In the 1870 Census, Isaac was enumerated in Ward 3 of Allegheny living in a boarding house where he's listed a student. In this same year Ann is still in Washington with Hugh 29, Alexander (written Elexandria) 27, and Charles 25 – all three are miners. By 1900, about a decade after the biography was composed, Isaac was living in Columbus Ward 18, Franklin County. He was still there in 1920.
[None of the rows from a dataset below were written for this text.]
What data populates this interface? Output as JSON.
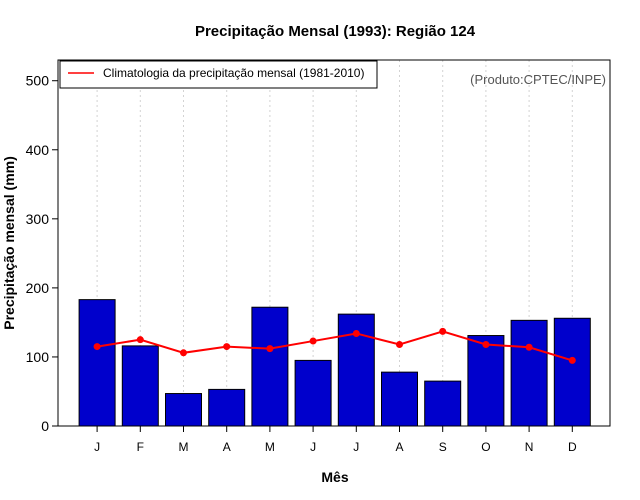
{
  "chart_data": {
    "type": "bar",
    "title": "Precipitação Mensal (1993): Região 124",
    "xlabel": "Mês",
    "ylabel": "Precipitação mensal (mm)",
    "ylim": [
      0,
      530
    ],
    "yticks": [
      0,
      100,
      200,
      300,
      400,
      500
    ],
    "categories": [
      "J",
      "F",
      "M",
      "A",
      "M",
      "J",
      "J",
      "A",
      "S",
      "O",
      "N",
      "D"
    ],
    "series": [
      {
        "name": "Precipitação mensal (1993)",
        "kind": "bar",
        "color": "#0000cc",
        "values": [
          183,
          116,
          47,
          53,
          172,
          95,
          162,
          78,
          65,
          131,
          153,
          156
        ]
      },
      {
        "name": "Climatologia da precipitação mensal (1981-2010)",
        "kind": "line",
        "color": "#ff0000",
        "values": [
          115,
          125,
          106,
          115,
          112,
          123,
          134,
          118,
          137,
          118,
          114,
          95
        ]
      }
    ],
    "legend": {
      "position": "top-left",
      "entries": [
        "Climatologia da precipitação mensal (1981-2010)"
      ]
    },
    "annotation": "(Produto:CPTEC/INPE)",
    "grid": "vertical-dashed"
  }
}
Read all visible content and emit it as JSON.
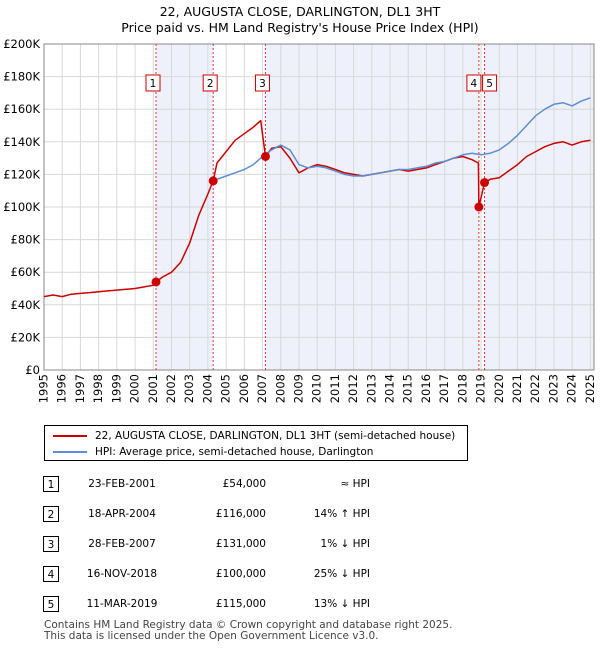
{
  "chart_data": {
    "type": "line",
    "title": "22, AUGUSTA CLOSE, DARLINGTON, DL1 3HT",
    "subtitle": "Price paid vs. HM Land Registry's House Price Index (HPI)",
    "xlabel": "",
    "ylabel": "",
    "xlim": [
      1995,
      2025.2
    ],
    "ylim": [
      0,
      200000
    ],
    "y_ticks": [
      0,
      20000,
      40000,
      60000,
      80000,
      100000,
      120000,
      140000,
      160000,
      180000,
      200000
    ],
    "y_tick_labels": [
      "£0",
      "£20K",
      "£40K",
      "£60K",
      "£80K",
      "£100K",
      "£120K",
      "£140K",
      "£160K",
      "£180K",
      "£200K"
    ],
    "x_ticks": [
      1995,
      1996,
      1997,
      1998,
      1999,
      2000,
      2001,
      2002,
      2003,
      2004,
      2005,
      2006,
      2007,
      2008,
      2009,
      2010,
      2011,
      2012,
      2013,
      2014,
      2015,
      2016,
      2017,
      2018,
      2019,
      2020,
      2021,
      2022,
      2023,
      2024,
      2025
    ],
    "grid": true,
    "series": [
      {
        "name": "22, AUGUSTA CLOSE, DARLINGTON, DL1 3HT (semi-detached house)",
        "color": "#cc0000",
        "x": [
          1995.0,
          1995.5,
          1996.0,
          1996.5,
          1997.0,
          1997.5,
          1998.0,
          1998.5,
          1999.0,
          1999.5,
          2000.0,
          2000.5,
          2001.0,
          2001.15,
          2001.5,
          2002.0,
          2002.5,
          2003.0,
          2003.5,
          2004.0,
          2004.29,
          2004.5,
          2005.0,
          2005.5,
          2006.0,
          2006.5,
          2006.9,
          2007.16,
          2007.5,
          2008.0,
          2008.5,
          2009.0,
          2009.5,
          2010.0,
          2010.5,
          2011.0,
          2011.5,
          2012.0,
          2012.5,
          2013.0,
          2013.5,
          2014.0,
          2014.5,
          2015.0,
          2015.5,
          2016.0,
          2016.5,
          2017.0,
          2017.5,
          2018.0,
          2018.5,
          2018.85,
          2018.88,
          2019.19,
          2019.5,
          2020.0,
          2020.5,
          2021.0,
          2021.5,
          2022.0,
          2022.5,
          2023.0,
          2023.5,
          2024.0,
          2024.5,
          2025.0
        ],
        "values": [
          45000,
          46000,
          45000,
          46500,
          47000,
          47500,
          48000,
          48500,
          49000,
          49500,
          50000,
          51000,
          52000,
          54000,
          57000,
          60000,
          66000,
          78000,
          95000,
          108000,
          116000,
          127000,
          134000,
          141000,
          145000,
          149000,
          153000,
          131000,
          136000,
          137000,
          130000,
          121000,
          124000,
          126000,
          125000,
          123000,
          121000,
          120000,
          119000,
          120000,
          121000,
          122000,
          123000,
          122000,
          123000,
          124000,
          126000,
          128000,
          130000,
          131000,
          129000,
          127000,
          100000,
          115000,
          117000,
          118000,
          122000,
          126000,
          131000,
          134000,
          137000,
          139000,
          140000,
          138000,
          140000,
          141000
        ]
      },
      {
        "name": "HPI: Average price, semi-detached house, Darlington",
        "color": "#5b8fd1",
        "x": [
          2004.29,
          2004.5,
          2005.0,
          2005.5,
          2006.0,
          2006.5,
          2007.0,
          2007.5,
          2008.0,
          2008.5,
          2009.0,
          2009.5,
          2010.0,
          2010.5,
          2011.0,
          2011.5,
          2012.0,
          2012.5,
          2013.0,
          2013.5,
          2014.0,
          2014.5,
          2015.0,
          2015.5,
          2016.0,
          2016.5,
          2017.0,
          2017.5,
          2018.0,
          2018.5,
          2019.0,
          2019.5,
          2020.0,
          2020.5,
          2021.0,
          2021.5,
          2022.0,
          2022.5,
          2023.0,
          2023.5,
          2024.0,
          2024.5,
          2025.0
        ],
        "values": [
          116000,
          117000,
          119000,
          121000,
          123000,
          126000,
          131000,
          135000,
          138000,
          135000,
          126000,
          124000,
          125000,
          124000,
          122000,
          120000,
          119000,
          119000,
          120000,
          121000,
          122000,
          123000,
          123000,
          124000,
          125000,
          127000,
          128000,
          130000,
          132000,
          133000,
          132000,
          133000,
          135000,
          139000,
          144000,
          150000,
          156000,
          160000,
          163000,
          164000,
          162000,
          165000,
          167000
        ]
      }
    ],
    "sales": [
      {
        "id": "1",
        "x": 2001.15,
        "price": 54000
      },
      {
        "id": "2",
        "x": 2004.29,
        "price": 116000
      },
      {
        "id": "3",
        "x": 2007.16,
        "price": 131000
      },
      {
        "id": "4",
        "x": 2018.88,
        "price": 100000
      },
      {
        "id": "5",
        "x": 2019.19,
        "price": 115000
      }
    ],
    "label_markers": [
      {
        "id": "1",
        "x": 2001.15
      },
      {
        "id": "2",
        "x": 2004.29
      },
      {
        "id": "3",
        "x": 2007.16
      },
      {
        "id": "4",
        "x": 2018.88
      },
      {
        "id": "5",
        "x": 2019.19
      }
    ],
    "shaded_spans": [
      [
        2001.15,
        2004.29
      ],
      [
        2007.16,
        2018.88
      ],
      [
        2019.19,
        2025.2
      ]
    ]
  },
  "legend": {
    "property_label": "22, AUGUSTA CLOSE, DARLINGTON, DL1 3HT (semi-detached house)",
    "hpi_label": "HPI: Average price, semi-detached house, Darlington",
    "property_color": "#cc0000",
    "hpi_color": "#5b8fd1"
  },
  "transactions": [
    {
      "num": "1",
      "date": "23-FEB-2001",
      "price": "£54,000",
      "hpi": "≈ HPI"
    },
    {
      "num": "2",
      "date": "18-APR-2004",
      "price": "£116,000",
      "hpi": "14% ↑ HPI"
    },
    {
      "num": "3",
      "date": "28-FEB-2007",
      "price": "£131,000",
      "hpi": "1% ↓ HPI"
    },
    {
      "num": "4",
      "date": "16-NOV-2018",
      "price": "£100,000",
      "hpi": "25% ↓ HPI"
    },
    {
      "num": "5",
      "date": "11-MAR-2019",
      "price": "£115,000",
      "hpi": "13% ↓ HPI"
    }
  ],
  "footer": {
    "line1": "Contains HM Land Registry data © Crown copyright and database right 2025.",
    "line2": "This data is licensed under the Open Government Licence v3.0."
  }
}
The Cameron family is representative of the strong connections that could develop between regions which sent and received migrants. Individuals from the parishes surrounding the city of Inverness began emigrating to America as early as the 1730s (to read more on this early migration to Darien, GA read Scottish Highlanders in Colonial Georgia by Anthony Parker) and probably earlier. Then about 1800, several families from this region began to settle in eastern Ohio, a movement which was still going 50 years later. I do not know the Cameron-McDonald family's exact connection to those already in Columbiana County, but I'd bet dollars to donuts that they exist. These connections might be weak or distant – perhaps through uncles or third cousins or maybe the village grocer's step-sister's son – no matter, someone was around to make a migration offer if not to Hugh and Ann Cameron, than to Ann herself after her husband's death. Ann McDonald Cameron seemingly felt confident enough in the opportunities that existed in America and the community that she would find in Columbiana County that she and her children crossed the ocean because of them.